Hasil studi tersebut menggunakan SRL minyak sawit sebagai pembanding dan mengungkapkan bahwa SRL minyak kedelai 284 persen diatas SRL minyak sawit, SRL minyak rapeseed 79 persen diatas SRL minyak sawit dan SRL minyak biji bunga matahari 44 persen diatas SRL minyak sawit.
Artinya dengan SRL sebagai indikator biodiversity loss menunjukkan bahwa minyak sawit adalah minyak nabati yang paling rendah biodiversity loss-nya. Sementara itu, minyak nabati yang paling besar biodiversity loss-nya adalah minyak kedelai.
Hal yang menarik dari studi tersebut juga menunjukkan bahwa SRL masingmasing negara produsen minyak nabati utama dunia juga berbeda-beda (Beyer dan Rademacher, 2021). Untuk produsen minyak sawit, SRL di Indonesia, Malaysia dan Thailand lebih rendah dibandingkan dengan SRL minyak sawit di Nigeria.

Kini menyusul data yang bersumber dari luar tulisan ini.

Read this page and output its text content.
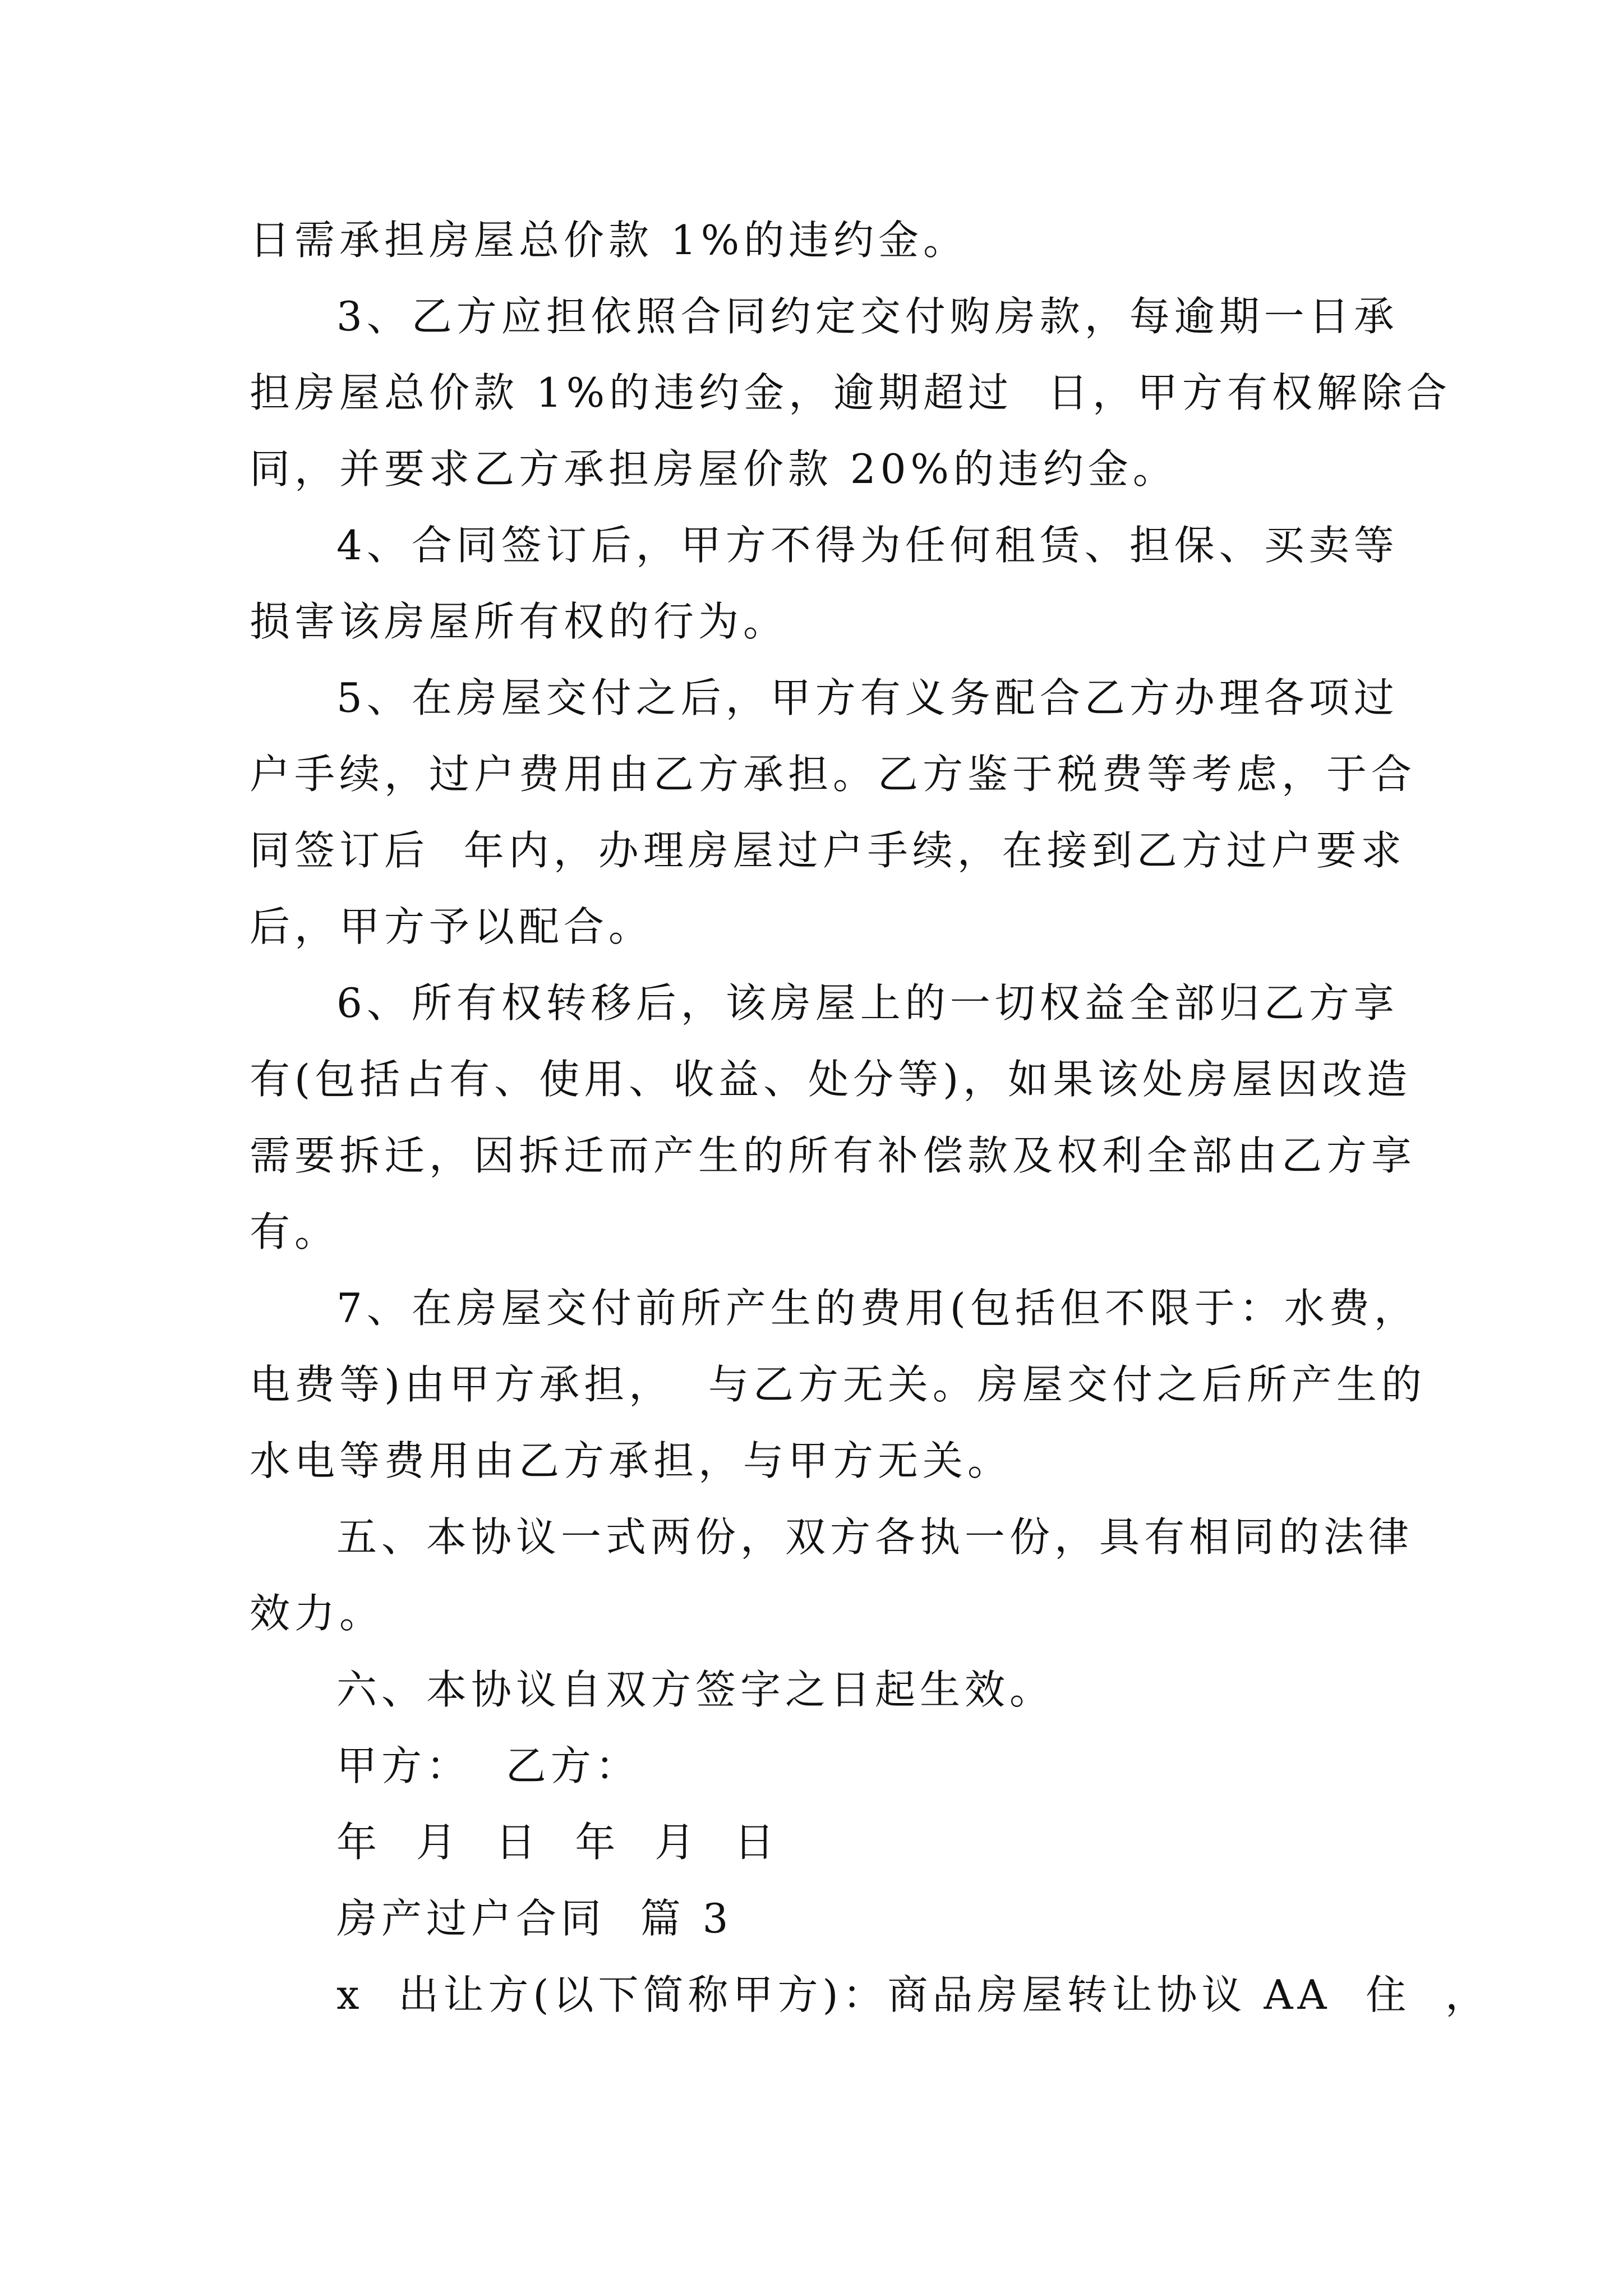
日需承担房屋总价款 1%的违约金。
3、乙方应担依照合同约定交付购房款，每逾期一日承
担房屋总价款 1%的违约金，逾期超过  日，甲方有权解除合
同，并要求乙方承担房屋价款 20%的违约金。
4、合同签订后，甲方不得为任何租赁、担保、买卖等
损害该房屋所有权的行为。
5、在房屋交付之后，甲方有义务配合乙方办理各项过
户手续，过户费用由乙方承担。乙方鉴于税费等考虑，于合
同签订后  年内，办理房屋过户手续，在接到乙方过户要求
后，甲方予以配合。
6、所有权转移后，该房屋上的一切权益全部归乙方享
有(包括占有、使用、收益、处分等)，如果该处房屋因改造
需要拆迁，因拆迁而产生的所有补偿款及权利全部由乙方享
有。
7、在房屋交付前所产生的费用(包括但不限于：水费，
电费等)由甲方承担，  与乙方无关。房屋交付之后所产生的
水电等费用由乙方承担，与甲方无关。
五、本协议一式两份，双方各执一份，具有相同的法律
效力。
六、本协议自双方签字之日起生效。
甲方：  乙方：
年  月  日  年  月  日
房产过户合同  篇 3
x  出让方(以下简称甲方)：商品房屋转让协议 AA  住  ，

Untuk minyak kedelai, SRL Brazil dan Argentina jauh lebih tinggi dibandingkan SRL minyak kedelai Amerika Serikat dan India. Sementara untuk minyak rapeseed, SRL yang paling rendah di Kanada dan Jerman, sedangkan SRL minyak rapeseed tertinggi di India dan Australia.
Untuk minyak biji bunga matahari, SRL terendah di Perancis dan Amerika Serikat, kemudian disusul Rusia, Ukrania dan China. Hasil studi Beyer et al. (2020) yang menunjukkan untuk setiap liter minyak nabati yang diproduksi, minyak sawit memiliki biodiversity loss paling rendah dibandingkan dengan sumber minyak nabati utama lainnya. Oleh karena itu, “Dunia Tanpa Sawit” berarti juga menyebabkan biodiversity loss dunia yang lebih tinggi.